There is a great wealth of information on the medical aspect of the American Civil War. Tens of thousands of medical records were organized into an exhaustive, official, history from the war titled Medical and Surgical History of the War of the Rebellion. Monstrous collections of papers, documents and specimens were stored at places like the Otis Historical Archives at the National Museum of Health and Medicine. The greatest wealth of knowledge, however, is scattered throughout a tremendous array of small archives, university libraries and various museums that hold the manuscripts, diaries and written works from hundreds of surgeons, on either side of the conflict. This is to serve as the greatest driver of the dissertation topic, where the contribution to medicine, by the individual surgeons, serve as the greatest focus. The exhaustive study of these manuscripts and papers will add to the larger body of knowledge that will compose this dissertation. These are familiar to me through previous work, where I have countless notes and scans of documents from many medical workers of the war.
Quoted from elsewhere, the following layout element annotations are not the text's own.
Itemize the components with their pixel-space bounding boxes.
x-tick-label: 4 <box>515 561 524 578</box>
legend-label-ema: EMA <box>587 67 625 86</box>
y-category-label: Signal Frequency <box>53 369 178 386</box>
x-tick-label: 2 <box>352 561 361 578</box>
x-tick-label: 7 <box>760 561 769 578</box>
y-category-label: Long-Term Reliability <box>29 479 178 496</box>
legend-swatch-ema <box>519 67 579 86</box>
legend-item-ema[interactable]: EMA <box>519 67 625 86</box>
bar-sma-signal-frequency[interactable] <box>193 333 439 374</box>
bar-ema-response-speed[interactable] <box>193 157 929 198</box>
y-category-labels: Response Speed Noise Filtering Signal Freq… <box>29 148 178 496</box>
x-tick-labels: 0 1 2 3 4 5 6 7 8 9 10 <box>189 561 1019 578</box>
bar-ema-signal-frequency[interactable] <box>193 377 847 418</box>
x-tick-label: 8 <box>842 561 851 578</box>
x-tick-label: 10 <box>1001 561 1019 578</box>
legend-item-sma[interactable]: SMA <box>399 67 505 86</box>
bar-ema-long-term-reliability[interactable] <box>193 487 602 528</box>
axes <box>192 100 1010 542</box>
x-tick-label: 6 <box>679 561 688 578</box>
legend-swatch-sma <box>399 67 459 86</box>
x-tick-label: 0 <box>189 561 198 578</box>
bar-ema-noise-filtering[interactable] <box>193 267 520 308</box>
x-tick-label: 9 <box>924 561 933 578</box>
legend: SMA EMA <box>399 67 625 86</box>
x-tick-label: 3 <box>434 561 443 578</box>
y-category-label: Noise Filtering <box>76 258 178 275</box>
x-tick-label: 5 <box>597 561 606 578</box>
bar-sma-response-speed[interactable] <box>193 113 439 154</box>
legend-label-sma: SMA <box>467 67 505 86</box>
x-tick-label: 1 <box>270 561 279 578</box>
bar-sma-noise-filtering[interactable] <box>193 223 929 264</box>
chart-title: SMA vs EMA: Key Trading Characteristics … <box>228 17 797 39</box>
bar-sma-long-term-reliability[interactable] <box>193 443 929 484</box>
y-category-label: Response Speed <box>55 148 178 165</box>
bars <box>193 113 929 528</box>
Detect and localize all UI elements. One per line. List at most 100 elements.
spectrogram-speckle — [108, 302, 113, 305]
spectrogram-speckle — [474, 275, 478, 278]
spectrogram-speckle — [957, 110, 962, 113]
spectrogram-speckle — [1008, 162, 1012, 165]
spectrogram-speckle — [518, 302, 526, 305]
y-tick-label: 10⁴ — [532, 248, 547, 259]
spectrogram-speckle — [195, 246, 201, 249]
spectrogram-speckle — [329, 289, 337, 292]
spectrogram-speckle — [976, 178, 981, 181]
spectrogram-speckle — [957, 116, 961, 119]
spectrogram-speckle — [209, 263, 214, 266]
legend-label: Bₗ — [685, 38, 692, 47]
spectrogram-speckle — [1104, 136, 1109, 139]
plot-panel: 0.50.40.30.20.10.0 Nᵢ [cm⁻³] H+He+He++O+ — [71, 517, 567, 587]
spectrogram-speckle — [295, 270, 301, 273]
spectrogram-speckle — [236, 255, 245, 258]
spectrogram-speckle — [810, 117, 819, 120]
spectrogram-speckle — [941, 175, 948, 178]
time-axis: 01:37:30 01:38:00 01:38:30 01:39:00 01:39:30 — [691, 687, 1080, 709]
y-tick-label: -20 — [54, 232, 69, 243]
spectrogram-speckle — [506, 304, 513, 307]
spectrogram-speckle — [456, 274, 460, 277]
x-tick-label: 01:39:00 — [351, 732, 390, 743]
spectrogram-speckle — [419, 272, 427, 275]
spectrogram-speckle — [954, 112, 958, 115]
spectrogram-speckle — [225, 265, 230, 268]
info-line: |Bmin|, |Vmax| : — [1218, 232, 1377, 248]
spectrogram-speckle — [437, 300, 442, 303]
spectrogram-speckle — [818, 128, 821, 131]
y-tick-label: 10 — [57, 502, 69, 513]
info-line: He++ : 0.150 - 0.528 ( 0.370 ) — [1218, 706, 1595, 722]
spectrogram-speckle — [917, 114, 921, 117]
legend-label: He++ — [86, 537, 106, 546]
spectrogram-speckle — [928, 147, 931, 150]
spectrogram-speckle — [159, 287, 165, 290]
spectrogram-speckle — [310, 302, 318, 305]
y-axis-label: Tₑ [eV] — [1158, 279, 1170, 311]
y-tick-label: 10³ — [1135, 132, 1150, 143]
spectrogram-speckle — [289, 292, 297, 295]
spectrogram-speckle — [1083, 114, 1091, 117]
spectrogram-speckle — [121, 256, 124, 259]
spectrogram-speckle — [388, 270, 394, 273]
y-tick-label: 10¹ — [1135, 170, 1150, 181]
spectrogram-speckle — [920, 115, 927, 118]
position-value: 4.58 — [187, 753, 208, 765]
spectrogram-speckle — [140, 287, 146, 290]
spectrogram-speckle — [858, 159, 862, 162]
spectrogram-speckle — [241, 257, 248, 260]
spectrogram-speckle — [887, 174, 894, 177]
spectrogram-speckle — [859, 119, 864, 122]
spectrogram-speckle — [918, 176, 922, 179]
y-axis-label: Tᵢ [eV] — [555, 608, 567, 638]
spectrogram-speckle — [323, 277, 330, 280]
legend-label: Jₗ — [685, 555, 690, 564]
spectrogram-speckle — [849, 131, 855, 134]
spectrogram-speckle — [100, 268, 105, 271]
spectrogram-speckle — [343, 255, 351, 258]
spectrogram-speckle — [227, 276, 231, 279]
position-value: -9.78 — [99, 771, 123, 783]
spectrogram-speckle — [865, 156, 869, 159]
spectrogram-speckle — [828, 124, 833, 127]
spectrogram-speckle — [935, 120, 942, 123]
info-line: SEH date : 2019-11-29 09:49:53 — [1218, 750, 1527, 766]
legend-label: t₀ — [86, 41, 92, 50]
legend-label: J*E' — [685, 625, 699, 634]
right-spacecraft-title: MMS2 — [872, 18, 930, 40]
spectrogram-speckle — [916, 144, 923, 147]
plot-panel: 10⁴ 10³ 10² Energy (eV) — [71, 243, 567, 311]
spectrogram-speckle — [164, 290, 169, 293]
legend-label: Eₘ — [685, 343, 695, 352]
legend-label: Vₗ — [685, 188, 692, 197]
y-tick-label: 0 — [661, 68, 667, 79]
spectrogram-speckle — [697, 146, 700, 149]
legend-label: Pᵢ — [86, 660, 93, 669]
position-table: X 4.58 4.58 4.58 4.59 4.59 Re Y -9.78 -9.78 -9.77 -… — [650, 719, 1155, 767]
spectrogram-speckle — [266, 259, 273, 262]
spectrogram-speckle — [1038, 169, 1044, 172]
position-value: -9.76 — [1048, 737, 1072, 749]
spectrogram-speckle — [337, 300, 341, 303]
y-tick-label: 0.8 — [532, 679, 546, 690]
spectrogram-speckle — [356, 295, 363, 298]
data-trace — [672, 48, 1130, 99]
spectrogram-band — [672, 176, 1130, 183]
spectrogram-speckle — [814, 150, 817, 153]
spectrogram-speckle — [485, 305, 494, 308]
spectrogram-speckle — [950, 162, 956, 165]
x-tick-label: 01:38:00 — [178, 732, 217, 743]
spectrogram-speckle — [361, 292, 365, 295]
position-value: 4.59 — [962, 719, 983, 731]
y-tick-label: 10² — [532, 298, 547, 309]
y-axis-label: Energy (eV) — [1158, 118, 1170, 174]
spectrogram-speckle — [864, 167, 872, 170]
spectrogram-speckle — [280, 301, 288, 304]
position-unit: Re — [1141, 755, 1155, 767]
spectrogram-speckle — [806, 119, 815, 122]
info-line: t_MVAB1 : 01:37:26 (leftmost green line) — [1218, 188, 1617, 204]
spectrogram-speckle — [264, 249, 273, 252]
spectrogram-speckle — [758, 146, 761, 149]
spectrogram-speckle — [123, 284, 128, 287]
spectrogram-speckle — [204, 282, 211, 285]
This will be removed from the study of medical departments, leaders, women, minorities and science that has composed the field. Rather, the look at individual contribution, by physicians and the conditions these doctors came from, worked in and the experience gained is a region that has yet to be fully examined. This is an important switch, away from the larger emphasis on governing bodies or leadership, as the foundation for success. The individual effort, in a concerted way, is the true value in the creation of success, as this dissertation will aim to show. The major hope is to uncover the true nature of the many medical professionals and surgeons and the true modernity of their standing as scientists and medical professionals. Furthermore, the experiential aspect of the war and how it drove the careers once the war was finished will hopefully show a transition to a more modernized field of American medicine.